I do not agree with everything Adele Berlin argues for in her explanation of the main message of the book of Job, but I think that her concluding paragraph is worth thinking about.
“If Job was wise at the beginning of the story, he is even wiser at its end, especially about God’s ways. His wisdom far surpasses that of his friends, who “did not speak correctly” about God as Job did (42:7). And we the readers, who saw in the prologue a God that Job did not see and thought that we knew more about the workings of God than Job knew, must now admit that our knowledge of God was also severely limited. By learning first-hand about God’s wisdom, Job learned about what it means to be human. Our human-ness is most evident in our drive to acquire wisdom at any price, as we see from the Garden of Eden story, a story which, by the way, not only says that the acquisition of wisdom eliminated the possibility of immortality, but also tells us that the result of this acquisition is that the human condition is one of pain and toil. At the same time, despite God’s concern that wisdom renders humans God-like, human wisdom will never reach the level of God’s wisdom. It can only approximate divine wisdom when it is accompanied by the fear of the Lord, the Bible’s sine qua non for wisdom. This, of course, is the teaching of all the biblical wisdom books. Job, however, needed to learn it for himself, for throughout the book Job based his knowledge on personal experience rather than on traditional teachings. Does the book of Job, then, add nothing to the traditional teachings? Does it take us on that tortuous journey of the mind only to return us empty to our starting-place? Yes and no. Like Gilgamesh, whose quest for immortality is the flip side of Job’s quest for understanding, we return home without the answer we set out to find, but we are much wiser for the journey.

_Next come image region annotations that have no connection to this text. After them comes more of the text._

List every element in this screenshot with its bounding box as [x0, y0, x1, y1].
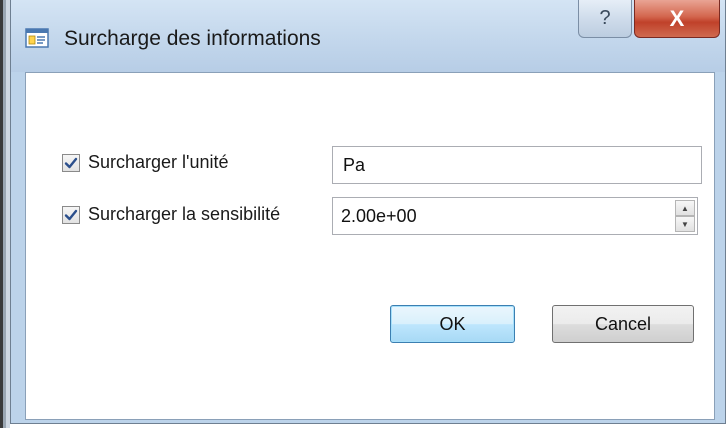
help-icon: ? [599, 7, 611, 29]
title-bar[interactable]: Surcharge des informations ? X [11, 0, 725, 72]
dialog-app-icon [25, 28, 49, 48]
override-unit-checkbox[interactable] [62, 154, 80, 172]
close-icon: X [669, 5, 685, 31]
dialog-content: Surcharger l'unité Pa Surcharger la sens… [25, 72, 715, 420]
sensitivity-value[interactable]: 2.00e+00 [341, 198, 417, 234]
spin-down-icon[interactable]: ▼ [675, 216, 695, 232]
close-button[interactable]: X [634, 0, 720, 38]
dialog-window: Surcharge des informations ? X Surcharge… [10, 0, 726, 424]
spin-up-icon[interactable]: ▲ [675, 200, 695, 216]
sensitivity-spinbox[interactable]: 2.00e+00 ▲ ▼ [332, 197, 698, 235]
checkmark-icon [64, 209, 78, 221]
spin-arrows: ▲ ▼ [675, 200, 695, 232]
unit-input[interactable]: Pa [332, 146, 702, 184]
override-sensitivity-label[interactable]: Surcharger la sensibilité [88, 204, 280, 225]
override-unit-label[interactable]: Surcharger l'unité [88, 152, 229, 173]
checkmark-icon [64, 157, 78, 169]
background-window-edge [0, 0, 10, 428]
help-button[interactable]: ? [578, 0, 632, 38]
override-sensitivity-checkbox[interactable] [62, 206, 80, 224]
cancel-button[interactable]: Cancel [552, 305, 694, 343]
dialog-title: Surcharge des informations [64, 27, 321, 50]
ok-button[interactable]: OK [390, 305, 515, 343]
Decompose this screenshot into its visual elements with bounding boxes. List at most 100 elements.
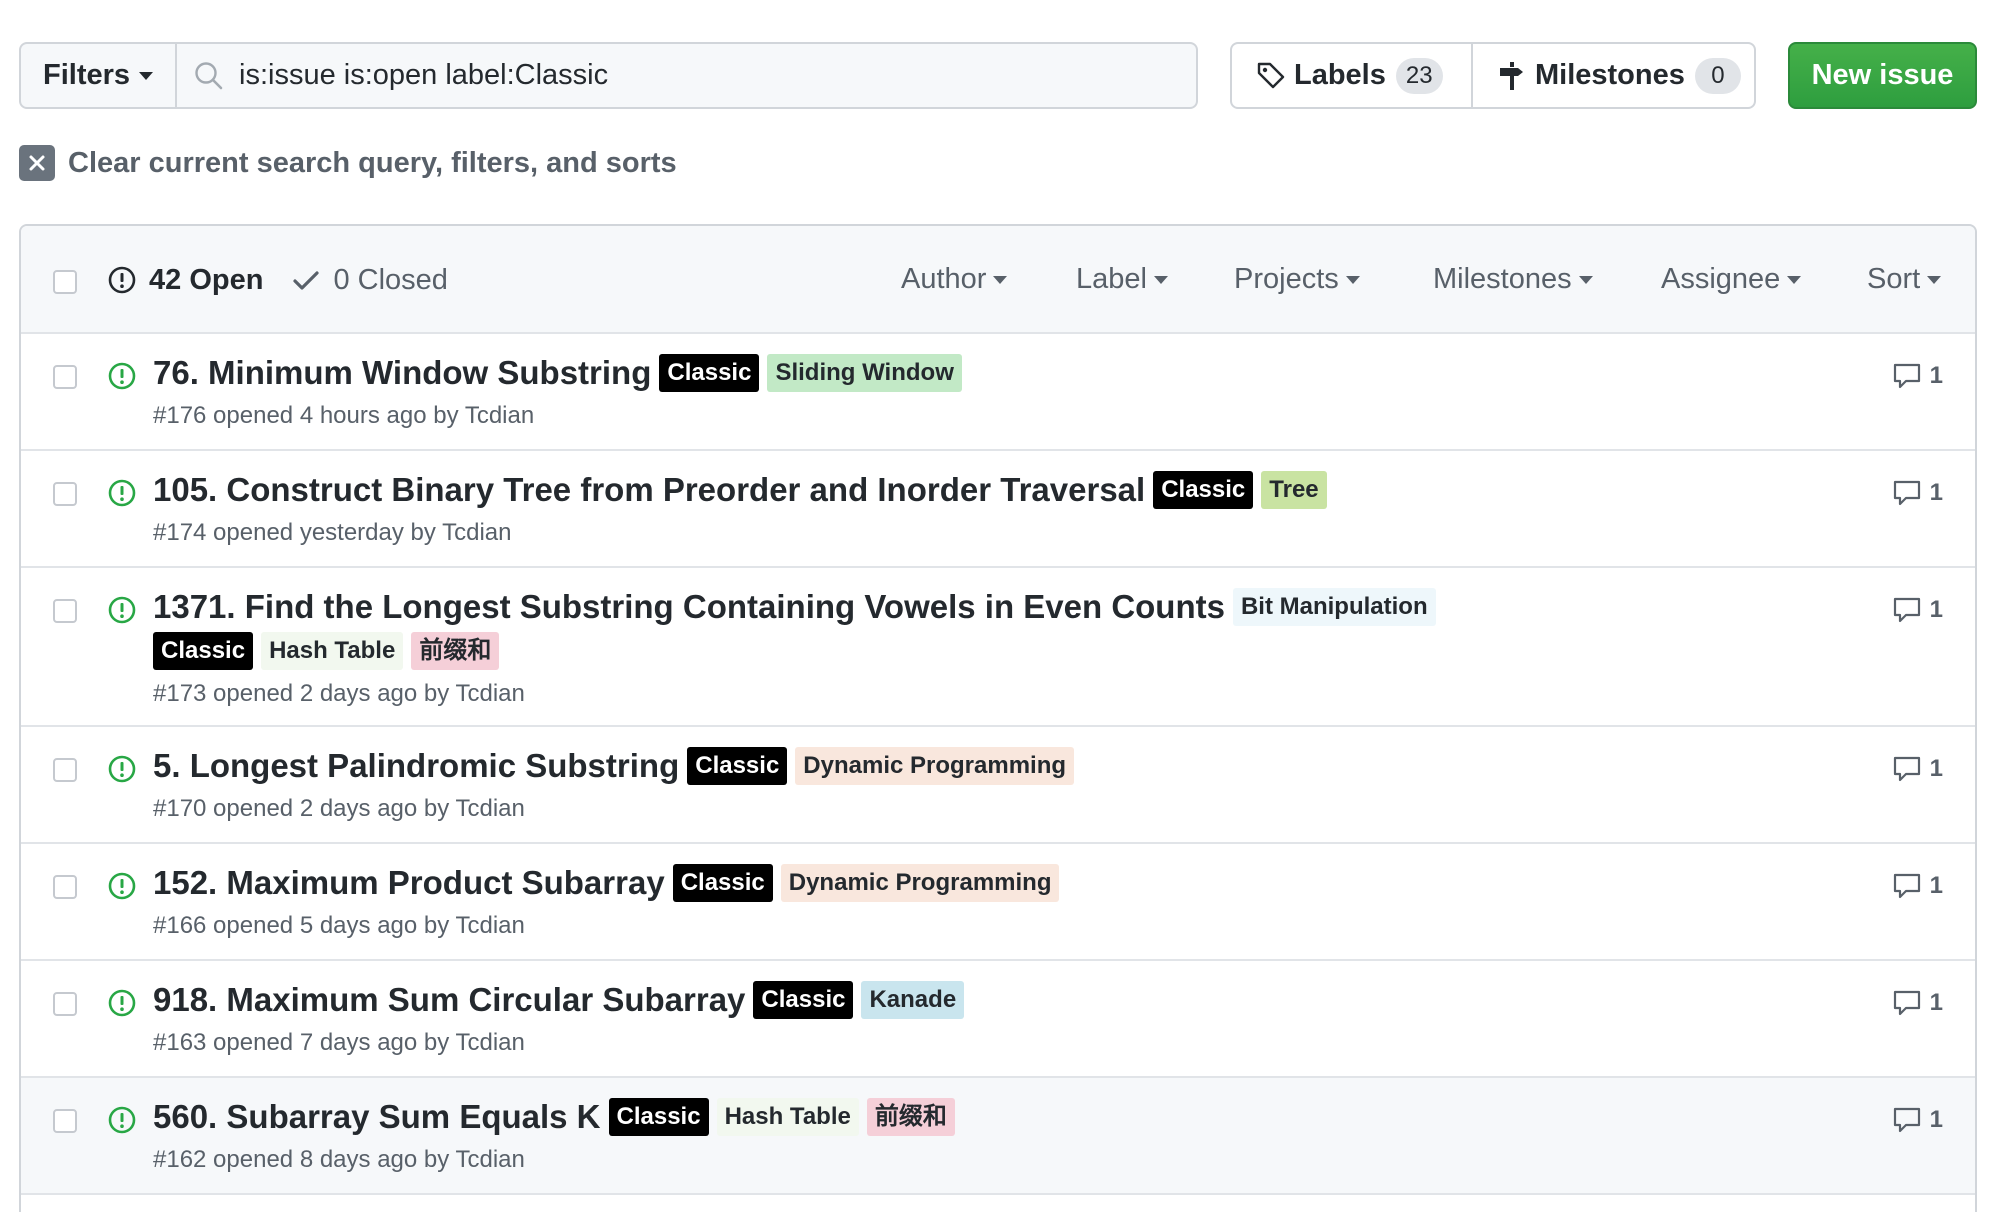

So what does the book add to traditional teachings? Let me suggest that if traditional teaching says that the fear of the Lord leads to wisdom, the book of Job shows that wisdom leads to the fear of the Lord.”
Adele Berlin, “What Is the Book of Job About?” in A Common Cultural Heritage: Studies on Mesopotamia and the Biblical World in Honor of Barry L. Eichler, ed. Grant Frame; Barry Lee Eichler; et al. (Bethesda, MD: CDL, 2011), 119.